Wednesday July 15, 2015

Mortgage broker says banks aren't giving Canadians the interest savings they deserve

Bank of Canada Governor Stephen Poloz responds to a question on the banks interest rate cut decision during a news conference in Ottawa, Wednesday July 15, 2015. (Photo: THE CANADIAN PRESS/Adrian Wyld)

Bank of Canada Governor Stephen Poloz responds to a question on the banks interest rate cut decision during a news conference in Ottawa, Wednesday July 15, 2015. (Photo: THE CANADIAN PRESS/Adrian Wyld) (Adrian Wyld/Canadian Press)

Listen 6:57

Mortgage broker Calum Ross thinks Canadian consumers are being short-changed.

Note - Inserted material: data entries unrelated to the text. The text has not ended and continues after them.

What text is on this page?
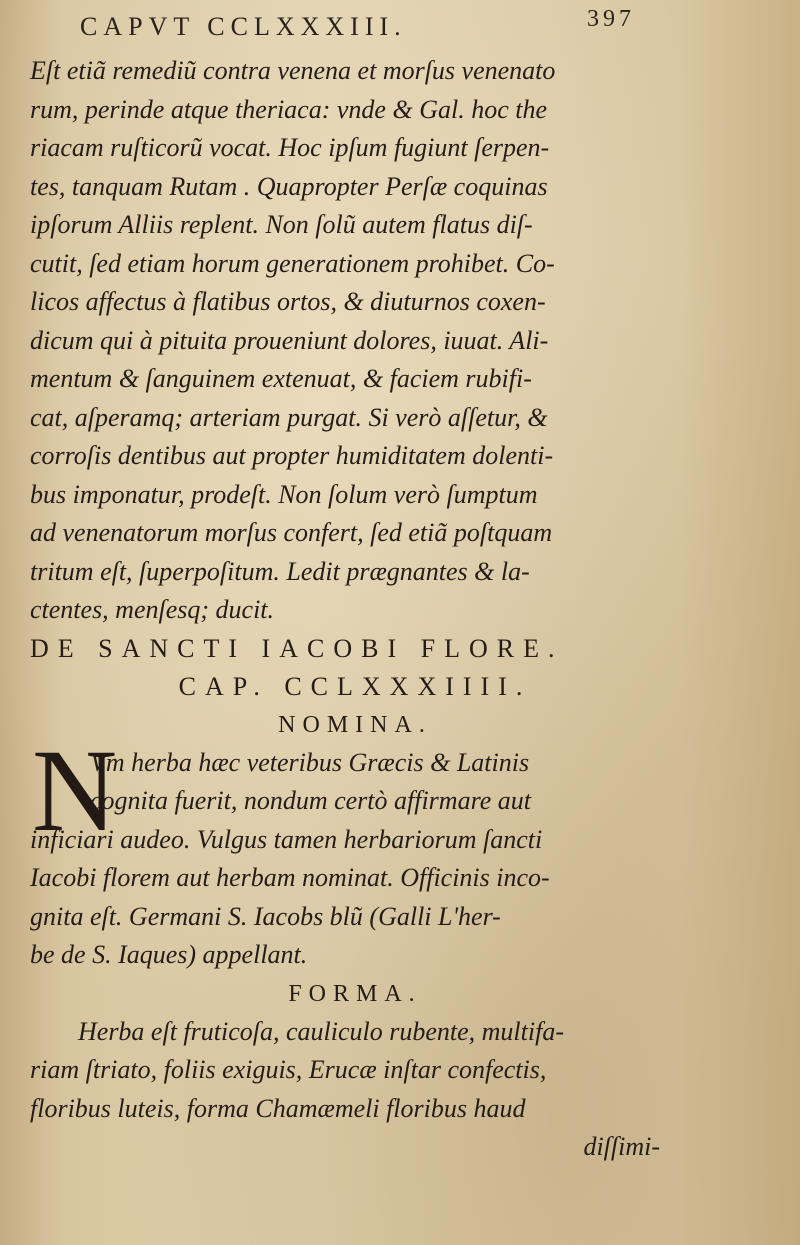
CAPVT CCLXXXIII.	397
Eſt etiã remediũ contra venena et morſus venenato
rum, perinde atque theriaca: vnde & Gal. hoc the
riacam ruſticorũ vocat. Hoc ipſum fugiunt ſerpen-
tes, tanquam Rutam . Quapropter Perſæ coquinas
ipſorum Alliis replent. Non ſolũ autem flatus diſ-
cutit, ſed etiam horum generationem prohibet. Co-
licos affectus à flatibus ortos, & diuturnos coxen-
dicum qui à pituita proueniunt dolores, iuuat. Ali-
mentum & ſanguinem extenuat, & faciem rubifi-
cat, aſperamq; arteriam purgat. Si verò aſſetur, &
corroſis dentibus aut propter humiditatem dolenti-
bus imponatur, prodeſt. Non ſolum verò ſumptum
ad venenatorum morſus confert, ſed etiã poſtquam
tritum eſt, ſuperpoſitum. Ledit prægnantes & la-
ctentes, menſesq; ducit.
DE SANCTI IACOBI FLORE.
CAP. CCLXXXIIII.
NOMINA.
N
Vm herba hæc veteribus Græcis & Latinis
cognita fuerit, nondum certò affirmare aut
inficiari audeo. Vulgus tamen herbariorum ſancti
Iacobi florem aut herbam nominat. Officinis inco-
gnita eſt. Germani S. Iacobs blũ (Galli L'her-
be de S. Iaques) appellant.
FORMA.
Herba eſt fruticoſa, cauliculo rubente, multifa-
riam ſtriato, foliis exiguis, Erucæ inſtar confectis,
floribus luteis, forma Chamæmeli floribus haud
diſſimi-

On Wednesday, the Bank of Canada slashed its overnight rate to 0.5 per cent. That puts the cost of borrowing at an historic low. But so far, banks have only passed on a fraction of this week's savings to frontline consumers. 

Ross says highly-profitable banks have no real justification for pocketing the difference between Wednesday's Bank of Canada cut and their own lending rates.

"It's tough to argue that it's anything but [a money grab]," Ross tells As It Happens guest host Laura Lynch. "This does go directly to their profit margin. Being completely fair, the banks in Canada are not short of profit."

Calum Ross

Calum Ross is an independent mortgage broker who argues that the big banks are mistreating their customers by not passing on the full Bank of Canada rate cuts. (Photo: calumross.com)

Before the 2008 financial crisis, the banks usually matched cuts in interest rates by the Bank of Canada. Since then, it's been less predictable.

When the Bank of Canada last cut interest rates in January, it was by 0.25 per cent. The banks followed by cutting only 15 basis points. This week, the trend continues.

"There are some people who are saying they are building future loss provisions because, obviously, there is a lot of consumer debt in the economy," Ross says.

He doesn't buy that argument.

"There has not been an increase in defaults in Canada, so, while there is a lot of consumer debt that's in the market place, Canadian consumers are wealthier now than they ever have been," Ross says. "And with rising real estate values, the big banks have a lot of collateral."

He says that the rate cuts that banks have not passed on to consumers are beginning to add up.

"It's significant math. In the last few years, they've built in . . . more than one per cent and so for a $400,000 mortgage, you're talking about $4,000 a year."

He wonders why there isn't more push-back.

"When our big banks in Canada are making more than 30 per cent domestic return on capital and they've got an awful lot of margin built into variable rate mortgage loans, one has to ask, 'Why the government is not intervening?'"

He understands that consumers are happy that money is still relatively cheap, but he thinks they should be angry at the banks.

"I'm absolutely shell shocked that we have not had more public outcry and, quite frankly, more federal intervention from the regulators."